The choice of highly unusual words (some coined by the poet), together with the continually shifting meter, emphasizes this joy in individual differences. Untamed variability preaches against machine-made uniformity, and cries out against the oppression of the working-class whom drudgery turns into interchangeable automatons.
Near the end of his short life, Hopkins briefly returned to Oxford. There, he found to his horror that the river which runs through the town was being harnessed to run factories. A particularly favorite spot of his had been denuded of trees so that new housing could be erected for the workers who would be imported there. “O if we but knew what we do/when we delve or hew–” mourned the poet. “Hack and rack the growing green!” He compared the rape of the country to plucking out an eyeball so that it cannot see any longer. For him, landscape speaks to our sight. As we absorb the view, it becomes “inscape” which enlightens our perception of the world, of our fellows, and of Christ and God in both. To perceive truly becomes a way of receiving God. When we destroy the living things around us, and wantonly fill the space with our clutter, we numb our spirits, empty ourselves of compassion, cut ourselves off from feeling Christ’s love, much less doing his work in the world. Hopkins’s poem are written to the greater glory of God (the Jesuit motto). But in that glory, there lies a warning against falling into selfish destruction.

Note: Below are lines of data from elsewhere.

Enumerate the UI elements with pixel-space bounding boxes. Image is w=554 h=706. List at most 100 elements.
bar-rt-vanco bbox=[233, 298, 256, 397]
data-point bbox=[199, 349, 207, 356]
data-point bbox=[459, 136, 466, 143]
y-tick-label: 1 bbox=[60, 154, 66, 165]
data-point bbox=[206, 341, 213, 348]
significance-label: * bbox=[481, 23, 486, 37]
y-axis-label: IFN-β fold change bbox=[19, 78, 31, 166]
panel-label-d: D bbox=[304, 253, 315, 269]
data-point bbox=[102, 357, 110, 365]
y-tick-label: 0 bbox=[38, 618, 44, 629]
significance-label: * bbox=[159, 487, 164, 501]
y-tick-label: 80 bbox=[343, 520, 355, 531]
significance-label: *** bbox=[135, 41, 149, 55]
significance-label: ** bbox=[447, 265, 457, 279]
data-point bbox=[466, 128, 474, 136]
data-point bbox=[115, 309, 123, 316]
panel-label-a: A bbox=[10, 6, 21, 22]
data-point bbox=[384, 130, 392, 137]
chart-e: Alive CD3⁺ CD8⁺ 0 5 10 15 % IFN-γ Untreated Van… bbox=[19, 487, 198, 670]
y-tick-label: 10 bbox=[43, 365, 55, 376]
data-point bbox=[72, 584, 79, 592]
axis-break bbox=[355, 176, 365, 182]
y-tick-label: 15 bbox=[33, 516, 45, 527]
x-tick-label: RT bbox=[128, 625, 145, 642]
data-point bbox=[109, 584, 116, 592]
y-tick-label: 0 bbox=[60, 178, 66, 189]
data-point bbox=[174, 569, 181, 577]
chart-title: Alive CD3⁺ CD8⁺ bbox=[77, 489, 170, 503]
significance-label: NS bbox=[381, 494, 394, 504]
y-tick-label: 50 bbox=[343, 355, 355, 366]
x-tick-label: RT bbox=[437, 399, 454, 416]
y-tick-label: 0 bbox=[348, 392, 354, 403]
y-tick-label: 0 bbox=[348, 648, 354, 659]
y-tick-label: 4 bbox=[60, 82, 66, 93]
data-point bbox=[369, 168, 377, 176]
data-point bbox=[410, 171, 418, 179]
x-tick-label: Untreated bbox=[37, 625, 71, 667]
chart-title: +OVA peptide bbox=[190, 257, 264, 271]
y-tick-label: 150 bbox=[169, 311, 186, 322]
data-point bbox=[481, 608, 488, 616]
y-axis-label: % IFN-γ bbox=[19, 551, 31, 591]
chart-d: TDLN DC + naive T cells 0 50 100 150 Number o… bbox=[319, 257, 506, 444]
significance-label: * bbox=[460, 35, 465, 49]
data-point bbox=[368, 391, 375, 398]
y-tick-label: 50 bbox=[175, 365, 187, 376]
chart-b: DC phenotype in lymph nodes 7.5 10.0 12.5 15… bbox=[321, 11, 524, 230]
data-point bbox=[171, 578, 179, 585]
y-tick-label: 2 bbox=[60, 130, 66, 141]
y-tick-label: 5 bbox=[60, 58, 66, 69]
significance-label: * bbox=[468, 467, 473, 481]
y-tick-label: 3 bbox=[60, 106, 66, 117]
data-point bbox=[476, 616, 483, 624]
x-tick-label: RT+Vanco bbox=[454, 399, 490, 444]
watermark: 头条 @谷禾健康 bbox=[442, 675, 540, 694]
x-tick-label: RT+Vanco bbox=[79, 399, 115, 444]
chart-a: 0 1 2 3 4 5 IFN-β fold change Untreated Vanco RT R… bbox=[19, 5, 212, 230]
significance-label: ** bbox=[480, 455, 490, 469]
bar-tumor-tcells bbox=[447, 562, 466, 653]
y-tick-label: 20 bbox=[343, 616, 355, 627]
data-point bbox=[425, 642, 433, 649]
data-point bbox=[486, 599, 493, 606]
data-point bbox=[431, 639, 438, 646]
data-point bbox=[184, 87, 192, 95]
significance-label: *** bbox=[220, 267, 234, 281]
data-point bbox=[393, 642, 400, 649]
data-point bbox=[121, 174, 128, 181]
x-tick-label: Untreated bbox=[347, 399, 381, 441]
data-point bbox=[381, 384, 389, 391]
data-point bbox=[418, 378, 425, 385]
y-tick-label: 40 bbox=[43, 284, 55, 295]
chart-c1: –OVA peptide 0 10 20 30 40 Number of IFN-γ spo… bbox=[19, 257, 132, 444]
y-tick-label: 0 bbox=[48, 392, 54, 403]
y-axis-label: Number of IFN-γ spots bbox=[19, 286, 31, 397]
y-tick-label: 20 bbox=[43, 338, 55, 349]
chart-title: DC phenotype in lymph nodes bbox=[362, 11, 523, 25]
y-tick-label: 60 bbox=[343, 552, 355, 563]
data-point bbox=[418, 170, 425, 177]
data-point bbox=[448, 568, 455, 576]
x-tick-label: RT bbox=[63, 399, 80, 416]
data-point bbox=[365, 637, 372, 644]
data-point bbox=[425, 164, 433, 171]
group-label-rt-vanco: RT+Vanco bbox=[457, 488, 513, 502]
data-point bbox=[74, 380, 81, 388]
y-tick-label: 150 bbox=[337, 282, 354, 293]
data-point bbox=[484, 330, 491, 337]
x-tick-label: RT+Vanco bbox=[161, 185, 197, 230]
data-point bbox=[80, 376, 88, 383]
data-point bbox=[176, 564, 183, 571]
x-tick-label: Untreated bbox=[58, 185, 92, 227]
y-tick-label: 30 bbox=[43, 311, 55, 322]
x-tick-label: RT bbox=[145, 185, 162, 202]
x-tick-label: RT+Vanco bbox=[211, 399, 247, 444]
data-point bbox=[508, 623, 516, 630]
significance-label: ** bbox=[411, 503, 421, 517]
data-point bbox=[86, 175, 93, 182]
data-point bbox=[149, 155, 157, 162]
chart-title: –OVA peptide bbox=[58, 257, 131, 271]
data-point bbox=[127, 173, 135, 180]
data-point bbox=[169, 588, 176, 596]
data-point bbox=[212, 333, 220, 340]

Unfortunately, the poet’s superiors in his order found his work too individualistic, and forbade him to publish. He was probably too radical in both form and message for any Victorian publication, in any case. Our century’s ability to appreciate him is connected with our growing realization of just how interconnected we are with our environment. Worn out by work, and depressed by continual misunderstandings, Hopkins eventually contracted tuberculosis. In 1889, dangerously weaked, he caught typhoid and died quickly, just short of his 45th birthday. His youth and passion for the marvelous strangeness of creation still leaps at us from his poems.

What would the world be, once bereft
Of wet and wildness? Let them be left,
O let them be left, wildness and wet;
Long live the weeds in the wilderness yet.